Io - Lasciamo da banda per un momento, se vi pare, i vostri aforismi e quei di Proudhon, li incontreremo piú tardi. Ditemi, per il momento, che cosa ne fate voi della donna?
Elvira - Oh per la donna ho delle idee assai belline, sapete, e nuove e liberali. L'ho studiata molto. È la mia specialità e mi ci conosco assai bene: e se certe stordite damine che schiamazzano tuttodí ai quattro venti, libertà, libertà, non ponessero in forse il loro successo, io potrei in pochi anni trasportare a Firenze, a Parigi, a Londra, a Berlino, a Vienna le delizie della Mecca e di Téhéran. «Ecco la donna è destinata ad esser madre.»
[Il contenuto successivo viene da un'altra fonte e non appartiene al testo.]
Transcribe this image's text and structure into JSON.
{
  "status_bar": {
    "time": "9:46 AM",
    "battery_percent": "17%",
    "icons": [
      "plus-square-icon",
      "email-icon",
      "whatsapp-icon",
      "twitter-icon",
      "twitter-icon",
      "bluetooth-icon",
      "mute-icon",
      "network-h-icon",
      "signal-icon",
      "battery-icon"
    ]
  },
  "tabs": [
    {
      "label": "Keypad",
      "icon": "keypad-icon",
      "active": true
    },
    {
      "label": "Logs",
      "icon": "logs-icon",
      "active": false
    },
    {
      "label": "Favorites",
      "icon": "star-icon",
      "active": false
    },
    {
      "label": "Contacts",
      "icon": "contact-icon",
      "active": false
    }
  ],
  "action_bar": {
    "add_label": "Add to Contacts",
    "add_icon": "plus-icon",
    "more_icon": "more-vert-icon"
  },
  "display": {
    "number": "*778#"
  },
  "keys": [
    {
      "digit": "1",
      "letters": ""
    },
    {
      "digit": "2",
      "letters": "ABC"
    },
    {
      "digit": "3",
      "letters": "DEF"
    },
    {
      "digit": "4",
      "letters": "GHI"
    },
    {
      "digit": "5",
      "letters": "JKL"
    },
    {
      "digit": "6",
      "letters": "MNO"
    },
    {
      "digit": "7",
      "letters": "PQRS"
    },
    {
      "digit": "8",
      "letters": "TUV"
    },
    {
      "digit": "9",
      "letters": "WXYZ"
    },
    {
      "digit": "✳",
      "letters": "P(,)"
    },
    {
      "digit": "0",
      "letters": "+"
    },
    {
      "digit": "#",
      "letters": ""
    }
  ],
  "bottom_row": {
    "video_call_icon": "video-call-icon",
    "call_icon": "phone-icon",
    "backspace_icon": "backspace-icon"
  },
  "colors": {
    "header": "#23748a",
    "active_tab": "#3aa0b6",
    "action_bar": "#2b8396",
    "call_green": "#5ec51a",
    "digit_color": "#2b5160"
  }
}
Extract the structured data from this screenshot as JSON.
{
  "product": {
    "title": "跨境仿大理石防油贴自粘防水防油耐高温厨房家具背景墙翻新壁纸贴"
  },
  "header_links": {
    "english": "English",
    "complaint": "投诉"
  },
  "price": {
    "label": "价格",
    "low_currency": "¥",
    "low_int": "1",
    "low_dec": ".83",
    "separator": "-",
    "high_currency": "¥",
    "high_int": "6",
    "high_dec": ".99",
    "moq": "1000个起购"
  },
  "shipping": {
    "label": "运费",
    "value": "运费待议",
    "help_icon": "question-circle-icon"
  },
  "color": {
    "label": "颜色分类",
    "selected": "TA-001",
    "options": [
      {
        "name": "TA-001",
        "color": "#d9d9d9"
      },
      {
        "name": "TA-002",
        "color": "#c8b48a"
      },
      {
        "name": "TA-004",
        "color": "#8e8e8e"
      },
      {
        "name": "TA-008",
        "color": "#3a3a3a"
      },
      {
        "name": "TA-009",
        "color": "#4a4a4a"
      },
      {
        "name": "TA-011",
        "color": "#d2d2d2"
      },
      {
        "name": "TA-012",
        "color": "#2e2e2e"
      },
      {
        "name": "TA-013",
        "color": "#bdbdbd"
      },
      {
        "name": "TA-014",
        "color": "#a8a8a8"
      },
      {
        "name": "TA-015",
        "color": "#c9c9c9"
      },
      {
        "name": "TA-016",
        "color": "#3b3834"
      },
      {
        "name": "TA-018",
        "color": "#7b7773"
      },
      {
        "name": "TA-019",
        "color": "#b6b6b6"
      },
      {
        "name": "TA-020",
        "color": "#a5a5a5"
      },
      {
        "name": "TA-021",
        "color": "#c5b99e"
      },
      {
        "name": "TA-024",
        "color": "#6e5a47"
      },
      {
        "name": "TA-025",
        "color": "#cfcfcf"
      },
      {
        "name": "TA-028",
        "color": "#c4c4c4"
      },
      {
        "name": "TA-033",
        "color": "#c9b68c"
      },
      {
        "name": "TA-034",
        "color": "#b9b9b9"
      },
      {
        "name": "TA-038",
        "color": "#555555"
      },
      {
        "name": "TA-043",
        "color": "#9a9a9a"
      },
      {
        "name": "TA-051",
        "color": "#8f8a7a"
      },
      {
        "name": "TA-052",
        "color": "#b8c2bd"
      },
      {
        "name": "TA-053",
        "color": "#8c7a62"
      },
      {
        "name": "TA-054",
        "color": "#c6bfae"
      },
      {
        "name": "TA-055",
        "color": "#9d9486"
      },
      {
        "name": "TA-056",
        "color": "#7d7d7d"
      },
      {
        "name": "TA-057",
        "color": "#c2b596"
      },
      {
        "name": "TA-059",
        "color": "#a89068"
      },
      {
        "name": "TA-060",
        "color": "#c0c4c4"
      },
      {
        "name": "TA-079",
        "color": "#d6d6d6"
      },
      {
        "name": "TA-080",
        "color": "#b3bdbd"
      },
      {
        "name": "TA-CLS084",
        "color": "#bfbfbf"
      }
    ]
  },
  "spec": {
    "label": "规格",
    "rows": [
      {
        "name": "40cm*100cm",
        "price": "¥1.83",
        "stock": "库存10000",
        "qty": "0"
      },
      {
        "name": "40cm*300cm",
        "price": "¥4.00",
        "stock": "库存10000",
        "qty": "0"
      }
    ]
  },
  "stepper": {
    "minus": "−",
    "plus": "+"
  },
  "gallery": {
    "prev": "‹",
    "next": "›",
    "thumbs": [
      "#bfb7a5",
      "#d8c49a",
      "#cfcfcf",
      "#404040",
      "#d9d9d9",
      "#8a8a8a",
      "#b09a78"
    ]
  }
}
Io - E l'uomo ad esser padre...
Elvira - Adagio... la vostra proposizione è subito contestabile. Io parlo cose che si accettano, non si discutono. Io e Proudhon siamo indiscutibili.
Io - Vi ascolto religiosamente.
Elvira - Dunque io dicevo nel prologo del mio Caos, che la poesia mi scoraggiò, la filosofia mi sbalordí, l'economia politica e sociale mi lasciò tutte le domande senza risposta. Da ciò son venuta ad inferire che se l'uomo che ha tanto talento, che ha la potenza d'astrarre e di concretare, d'analizzare e di sintetizzare, di osservare e di dedurre, di discendere dal necessario al contingibile e di risalire dal contingente al necessario, che ha la privativa del genio, il monopolio del sapere, che ha il volume cerebrale del peso medio di 50 oncie secondo uno scienziato, e del peso normale di tre libbre a tre libbre e mezza secondo un altro; se l'uomo che ha trovate tante belle cose, altre ne ha dette e qualcheduna anche ne ha fatte, ha lasciato tuttavia il mondo quale il mio prologo l'ha detto, che mai volete che faccia, in nome di Dio! la donna che «autrice è un'utopia», letterata non mi piace, filosofessa vuol delle novità pericolose, e che ha il cervello del peso medio di 44 oncie?